Novatek and its partners continue to push ahead with Arctic gas projects even in the face of economic sanctions. Images analyzed by HNN indicate at least 8 new gas carriers at various stages of completion. The first ones could be delivered later this year.
New satellite images reveal that despite obstacles created by western sanctions, a new fleet of ice-capable liquefied natural gas (LNG) carriers is taking shape. Images show at least eight Arc7 carriers for Novatek’s Arctic LNG 2 project at the Zvezda shipyard in Russia and Okpo shipyard in South Korea.

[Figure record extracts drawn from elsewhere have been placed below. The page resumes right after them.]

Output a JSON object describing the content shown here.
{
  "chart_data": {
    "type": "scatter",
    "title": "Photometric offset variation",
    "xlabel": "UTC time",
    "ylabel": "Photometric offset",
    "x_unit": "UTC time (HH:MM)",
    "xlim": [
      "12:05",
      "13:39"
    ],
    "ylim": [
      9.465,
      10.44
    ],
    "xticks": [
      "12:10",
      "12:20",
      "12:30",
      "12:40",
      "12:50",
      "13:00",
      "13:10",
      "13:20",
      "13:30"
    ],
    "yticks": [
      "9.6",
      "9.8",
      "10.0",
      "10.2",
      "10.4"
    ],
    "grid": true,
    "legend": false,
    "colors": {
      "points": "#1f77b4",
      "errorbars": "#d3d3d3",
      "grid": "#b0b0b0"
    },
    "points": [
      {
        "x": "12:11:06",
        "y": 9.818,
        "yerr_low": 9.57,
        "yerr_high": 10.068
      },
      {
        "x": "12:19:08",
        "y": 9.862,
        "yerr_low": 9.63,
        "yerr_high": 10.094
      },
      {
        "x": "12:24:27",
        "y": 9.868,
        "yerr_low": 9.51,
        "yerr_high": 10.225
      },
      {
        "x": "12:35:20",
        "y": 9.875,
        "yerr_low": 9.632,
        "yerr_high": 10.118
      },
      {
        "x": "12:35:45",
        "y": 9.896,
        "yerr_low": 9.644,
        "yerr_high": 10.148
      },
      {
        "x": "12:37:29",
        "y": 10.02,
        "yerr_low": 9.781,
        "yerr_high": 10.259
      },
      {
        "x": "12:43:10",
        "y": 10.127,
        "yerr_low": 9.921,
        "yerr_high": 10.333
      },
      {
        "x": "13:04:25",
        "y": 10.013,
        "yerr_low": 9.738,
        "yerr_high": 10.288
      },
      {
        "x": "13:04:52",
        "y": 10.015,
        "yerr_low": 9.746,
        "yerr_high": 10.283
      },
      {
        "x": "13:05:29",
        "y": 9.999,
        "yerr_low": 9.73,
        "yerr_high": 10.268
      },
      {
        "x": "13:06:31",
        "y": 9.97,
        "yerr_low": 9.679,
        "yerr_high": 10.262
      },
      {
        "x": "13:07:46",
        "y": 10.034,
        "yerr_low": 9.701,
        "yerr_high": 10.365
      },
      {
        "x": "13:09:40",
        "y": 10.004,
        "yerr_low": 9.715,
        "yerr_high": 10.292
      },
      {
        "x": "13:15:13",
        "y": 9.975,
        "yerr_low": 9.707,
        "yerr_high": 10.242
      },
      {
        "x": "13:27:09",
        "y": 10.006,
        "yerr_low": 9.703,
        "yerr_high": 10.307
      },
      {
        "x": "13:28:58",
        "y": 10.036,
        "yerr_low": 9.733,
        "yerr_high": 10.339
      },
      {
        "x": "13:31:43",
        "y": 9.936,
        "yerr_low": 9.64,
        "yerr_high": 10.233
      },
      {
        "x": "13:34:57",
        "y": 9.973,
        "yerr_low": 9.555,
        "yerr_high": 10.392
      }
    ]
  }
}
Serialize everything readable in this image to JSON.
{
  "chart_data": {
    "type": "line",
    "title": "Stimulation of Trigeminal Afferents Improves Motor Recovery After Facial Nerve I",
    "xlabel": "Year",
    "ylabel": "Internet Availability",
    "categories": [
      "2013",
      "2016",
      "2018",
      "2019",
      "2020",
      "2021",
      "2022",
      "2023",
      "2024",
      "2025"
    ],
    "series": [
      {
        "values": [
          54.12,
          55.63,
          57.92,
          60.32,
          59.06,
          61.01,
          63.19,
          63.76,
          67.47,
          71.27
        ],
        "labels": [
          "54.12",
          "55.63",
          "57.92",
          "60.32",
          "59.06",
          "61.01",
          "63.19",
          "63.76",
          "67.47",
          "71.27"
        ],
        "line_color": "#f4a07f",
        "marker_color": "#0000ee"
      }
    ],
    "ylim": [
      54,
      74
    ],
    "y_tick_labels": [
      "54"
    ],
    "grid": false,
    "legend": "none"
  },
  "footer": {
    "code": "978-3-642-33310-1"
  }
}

Currently 15 specialized Arc7 LNG carriers shuttle LNG along Russia’s Northern Sea Route for the Yamal LNG project. For Novatek’s next plant, Arctic LNG 2, the company is looking to double that figure.
In 2020 Novatek placed a number of orders with foreign shipbuilding companies Daewoo Shipbuilding & Marine Engineering (DSME) and Samsung Heavy Industries (SHI) as well as domestic shipyard Zvezda in the Far East.
Following economic sanctions in 2022, DSME canceled a contract with Sovcomflot for three ships due to non-payment and halted construction. French company GTT, crucial for the completion of gas membranes inside the carriers, also left the project.
European marine engine makers MAN and Wärtsilä also stopped providing their products, e.g. Azipod thrusters, to Russian companies, including the Zvezda shipyards.
While the exact status of vessels remains unknown, sources at DSME inform HNN that three vessels will be ready by the end of 2023, only a few months later than originally planned when contracts were signed in 2020.
Progress at Zvezda also appears steady. Reports last year indicated that three Arc7 carriers under construction in Russia were around 50 percent completed, when sanctions took effect in mid-2022. These vessels now appear fully-built. Recent images show at least one of the vessels relocating within the shipyard under its own power.
The first production line for Arctic LNG 2 is being readied for transport from the construction yard near Murmansk to the Gydan Peninsula. Once production begins later this year the company will need 5-7 new LNG carriers to transport its LNG to Europe and Asia.
“One would think that 5-6 tankers are needed per liquefaction train. Certainly, if the NSR is open all year round to Asia, more turnarounds will be needed and this was likely planned as the 7 tankers under construction were expected to be in service between mid-2023 and early 2024,” explains Hervé Baudu Chief Professor of Maritime Education at the French Maritime Academy.
Novatek recently announced that it intends to begin year-round shipments to Asia in January 2024, further cementing its need for additional Arctic LNG carriers.